Разносчики байки уверяли, что Нюма засобирался в Америку и выбрал для этого весьма окольный путь – через Шанхай, через океан в Сан-Франциско и далее в штат Миссисипи, на родину его любимого писателя Вильяма Фолкнера.
Китайцы довольно скоро вернули нарушителя границы. Нюме не дали завершить трудовой семестр, быстро вернули в Тбилиси. Направили прямиком в психиатрическую лечебницу.
- Хорошо, что такому увальню политику ни там, ни здесь не пришили, - был вывод.

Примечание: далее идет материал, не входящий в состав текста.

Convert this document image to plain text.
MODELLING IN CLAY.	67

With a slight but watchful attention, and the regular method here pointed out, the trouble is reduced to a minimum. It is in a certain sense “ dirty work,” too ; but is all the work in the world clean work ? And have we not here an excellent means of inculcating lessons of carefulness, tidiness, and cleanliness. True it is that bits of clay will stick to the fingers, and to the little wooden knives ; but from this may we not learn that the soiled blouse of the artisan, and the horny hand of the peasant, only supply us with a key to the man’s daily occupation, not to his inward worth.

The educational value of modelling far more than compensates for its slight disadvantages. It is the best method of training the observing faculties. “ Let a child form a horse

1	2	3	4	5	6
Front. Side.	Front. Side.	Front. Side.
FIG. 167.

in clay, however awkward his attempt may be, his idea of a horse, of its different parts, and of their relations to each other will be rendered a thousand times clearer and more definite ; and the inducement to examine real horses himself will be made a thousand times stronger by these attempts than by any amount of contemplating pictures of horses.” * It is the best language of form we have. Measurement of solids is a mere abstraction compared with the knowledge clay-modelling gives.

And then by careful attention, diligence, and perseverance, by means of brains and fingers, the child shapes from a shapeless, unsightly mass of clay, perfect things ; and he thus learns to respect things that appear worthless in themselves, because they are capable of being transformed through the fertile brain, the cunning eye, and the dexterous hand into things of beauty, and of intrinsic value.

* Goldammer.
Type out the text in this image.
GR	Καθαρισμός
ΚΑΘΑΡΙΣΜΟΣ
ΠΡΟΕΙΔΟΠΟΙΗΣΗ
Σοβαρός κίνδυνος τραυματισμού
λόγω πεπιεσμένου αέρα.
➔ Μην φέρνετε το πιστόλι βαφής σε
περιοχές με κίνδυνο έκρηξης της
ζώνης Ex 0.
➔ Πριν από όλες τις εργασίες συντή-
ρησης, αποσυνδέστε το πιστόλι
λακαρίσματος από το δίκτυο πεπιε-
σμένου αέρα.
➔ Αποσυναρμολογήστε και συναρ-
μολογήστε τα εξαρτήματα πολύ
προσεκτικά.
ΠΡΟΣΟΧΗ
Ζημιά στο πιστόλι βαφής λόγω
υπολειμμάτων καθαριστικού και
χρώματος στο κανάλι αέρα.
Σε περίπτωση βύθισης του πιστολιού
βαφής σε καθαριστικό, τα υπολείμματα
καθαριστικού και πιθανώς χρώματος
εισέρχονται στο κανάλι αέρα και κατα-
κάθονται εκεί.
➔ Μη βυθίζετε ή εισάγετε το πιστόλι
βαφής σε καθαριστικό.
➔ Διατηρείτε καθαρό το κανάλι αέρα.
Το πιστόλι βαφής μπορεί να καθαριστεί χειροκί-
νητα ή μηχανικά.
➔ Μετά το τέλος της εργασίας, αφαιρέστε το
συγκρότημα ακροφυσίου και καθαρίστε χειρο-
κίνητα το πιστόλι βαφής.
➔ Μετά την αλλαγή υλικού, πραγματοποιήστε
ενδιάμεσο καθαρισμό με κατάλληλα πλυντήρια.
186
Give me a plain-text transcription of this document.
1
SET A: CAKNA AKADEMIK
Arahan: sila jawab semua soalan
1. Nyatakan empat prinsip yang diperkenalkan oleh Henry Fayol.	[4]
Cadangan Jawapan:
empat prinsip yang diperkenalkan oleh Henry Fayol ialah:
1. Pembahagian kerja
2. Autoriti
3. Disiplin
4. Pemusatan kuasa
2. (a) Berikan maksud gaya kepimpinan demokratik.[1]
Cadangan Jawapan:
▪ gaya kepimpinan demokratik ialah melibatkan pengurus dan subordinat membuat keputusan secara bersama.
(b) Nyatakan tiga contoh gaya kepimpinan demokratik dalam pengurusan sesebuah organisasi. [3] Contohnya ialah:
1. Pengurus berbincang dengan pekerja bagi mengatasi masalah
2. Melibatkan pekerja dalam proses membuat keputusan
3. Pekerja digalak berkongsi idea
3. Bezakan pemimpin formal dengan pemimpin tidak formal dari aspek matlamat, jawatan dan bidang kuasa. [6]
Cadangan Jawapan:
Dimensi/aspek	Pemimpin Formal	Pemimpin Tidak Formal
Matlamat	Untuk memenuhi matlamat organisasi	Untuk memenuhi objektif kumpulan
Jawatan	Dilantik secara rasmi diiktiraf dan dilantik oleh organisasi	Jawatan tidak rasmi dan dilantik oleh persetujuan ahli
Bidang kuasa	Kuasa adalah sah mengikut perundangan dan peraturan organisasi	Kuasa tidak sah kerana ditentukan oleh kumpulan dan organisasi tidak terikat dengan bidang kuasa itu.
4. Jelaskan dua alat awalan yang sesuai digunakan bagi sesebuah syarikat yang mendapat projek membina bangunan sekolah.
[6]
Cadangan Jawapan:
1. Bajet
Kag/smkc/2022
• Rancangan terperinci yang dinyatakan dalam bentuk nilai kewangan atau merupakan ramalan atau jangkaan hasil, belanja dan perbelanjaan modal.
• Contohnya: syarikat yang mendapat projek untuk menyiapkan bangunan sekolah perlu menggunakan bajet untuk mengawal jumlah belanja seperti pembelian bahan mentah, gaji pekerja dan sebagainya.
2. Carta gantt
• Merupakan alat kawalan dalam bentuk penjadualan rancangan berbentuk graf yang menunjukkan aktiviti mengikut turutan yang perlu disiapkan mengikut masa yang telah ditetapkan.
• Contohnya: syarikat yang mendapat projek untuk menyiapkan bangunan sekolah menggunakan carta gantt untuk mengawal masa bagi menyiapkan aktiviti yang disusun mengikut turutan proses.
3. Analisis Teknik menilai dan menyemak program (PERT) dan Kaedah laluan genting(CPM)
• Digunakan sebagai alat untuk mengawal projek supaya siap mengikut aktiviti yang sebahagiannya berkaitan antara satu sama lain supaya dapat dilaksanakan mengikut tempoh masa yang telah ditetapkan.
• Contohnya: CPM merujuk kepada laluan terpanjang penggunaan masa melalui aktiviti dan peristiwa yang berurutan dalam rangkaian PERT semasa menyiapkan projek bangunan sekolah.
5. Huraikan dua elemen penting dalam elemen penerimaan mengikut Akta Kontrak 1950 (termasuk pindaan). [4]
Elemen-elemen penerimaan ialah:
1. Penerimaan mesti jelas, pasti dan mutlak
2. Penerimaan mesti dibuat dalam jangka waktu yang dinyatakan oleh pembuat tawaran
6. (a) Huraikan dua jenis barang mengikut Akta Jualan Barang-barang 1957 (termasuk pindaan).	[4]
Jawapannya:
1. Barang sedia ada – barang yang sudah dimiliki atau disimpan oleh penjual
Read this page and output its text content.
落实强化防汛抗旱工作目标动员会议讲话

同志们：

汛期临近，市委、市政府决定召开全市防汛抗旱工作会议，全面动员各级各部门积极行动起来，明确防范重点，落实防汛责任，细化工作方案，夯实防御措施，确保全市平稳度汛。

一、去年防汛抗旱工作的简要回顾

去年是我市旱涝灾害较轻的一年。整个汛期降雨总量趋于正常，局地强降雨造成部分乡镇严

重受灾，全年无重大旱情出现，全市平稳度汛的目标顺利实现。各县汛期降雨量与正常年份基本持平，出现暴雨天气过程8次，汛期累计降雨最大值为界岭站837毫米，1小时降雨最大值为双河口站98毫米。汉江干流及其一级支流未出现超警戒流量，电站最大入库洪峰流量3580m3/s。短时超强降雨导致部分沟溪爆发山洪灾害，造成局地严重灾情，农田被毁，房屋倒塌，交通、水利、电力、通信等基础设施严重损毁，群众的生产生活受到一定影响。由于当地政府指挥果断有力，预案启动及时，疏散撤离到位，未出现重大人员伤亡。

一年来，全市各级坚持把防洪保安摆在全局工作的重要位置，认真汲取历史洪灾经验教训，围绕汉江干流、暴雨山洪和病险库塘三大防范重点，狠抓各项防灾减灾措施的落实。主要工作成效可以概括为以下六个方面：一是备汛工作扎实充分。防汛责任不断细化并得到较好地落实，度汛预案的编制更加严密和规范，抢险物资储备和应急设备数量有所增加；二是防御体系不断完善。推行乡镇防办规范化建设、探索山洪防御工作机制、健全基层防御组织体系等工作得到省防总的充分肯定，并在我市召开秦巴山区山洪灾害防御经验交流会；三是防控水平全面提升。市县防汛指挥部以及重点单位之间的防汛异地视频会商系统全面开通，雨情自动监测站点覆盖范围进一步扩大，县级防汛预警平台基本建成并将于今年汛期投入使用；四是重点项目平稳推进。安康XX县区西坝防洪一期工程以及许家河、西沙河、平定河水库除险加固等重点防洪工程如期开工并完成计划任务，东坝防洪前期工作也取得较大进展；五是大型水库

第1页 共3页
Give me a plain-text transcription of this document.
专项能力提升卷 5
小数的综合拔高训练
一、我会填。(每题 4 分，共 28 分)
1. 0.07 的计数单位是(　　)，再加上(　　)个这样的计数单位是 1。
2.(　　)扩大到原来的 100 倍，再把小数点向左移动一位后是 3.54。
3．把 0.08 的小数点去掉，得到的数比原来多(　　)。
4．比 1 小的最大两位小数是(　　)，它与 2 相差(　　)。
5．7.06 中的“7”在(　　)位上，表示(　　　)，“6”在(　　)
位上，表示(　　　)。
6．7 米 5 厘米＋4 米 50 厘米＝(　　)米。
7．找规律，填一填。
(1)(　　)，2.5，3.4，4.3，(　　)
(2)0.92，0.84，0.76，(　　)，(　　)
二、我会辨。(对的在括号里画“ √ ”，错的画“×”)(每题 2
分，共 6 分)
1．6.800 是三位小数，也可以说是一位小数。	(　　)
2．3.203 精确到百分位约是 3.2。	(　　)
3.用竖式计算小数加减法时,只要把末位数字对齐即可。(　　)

Когда я познакомился с Нюмой, он был полным крупным молодым человеком. Вечно неопрятный и небритый. Колорит университета. Один парнишка спросил его о приключениях в Китае, чем вызвал иронию Нюмы. Едко улыбаясь, он прибег к столь изощрённой софистике, что трудно было понять, то ли он развенчивал миф, то ли, наоборот, подпитывал его.
Нюма любил побалагурить и поэтому нуждался в аудитории. Но мало кто с ним дружил. Бывало, если кто заговаривал с Нюмой, то начинал озираться по сторонам, строить рожи, давая понять окружающим, что ничего серьёзного не происходит. Сказывалась его одиозность. Он сам ничего не делал, чтобы свой имидж поправить, - ещё пуще куролесил, когда видел такое к нему отношение. Однажды, рассуждая о романе Фолкнера «Шум и ярость» Нюма сказал:
- Римские патриции обычно заказывали для себя вазы. По своему вкусу. Иногда они сами выдували их. Застывающее расплавленное стекло они называли кристаллизирующейся музыкой. Эти вазы они ставили у себя в изголовье. Фолкнер написал роман так, как будто сделал вазу для себя.
- Получается, что ты облюбовал чужую вазу, – спрашивали его с ехидцей. Он не без ёрничанья отвечал:
- Я - раб того патриция, моя функция - выносить по утрам ночной горшок хозяина. Я тоже влюбился в вазу и каждое утро тайком протираю её, смотрю, как играет она гранями на солнце.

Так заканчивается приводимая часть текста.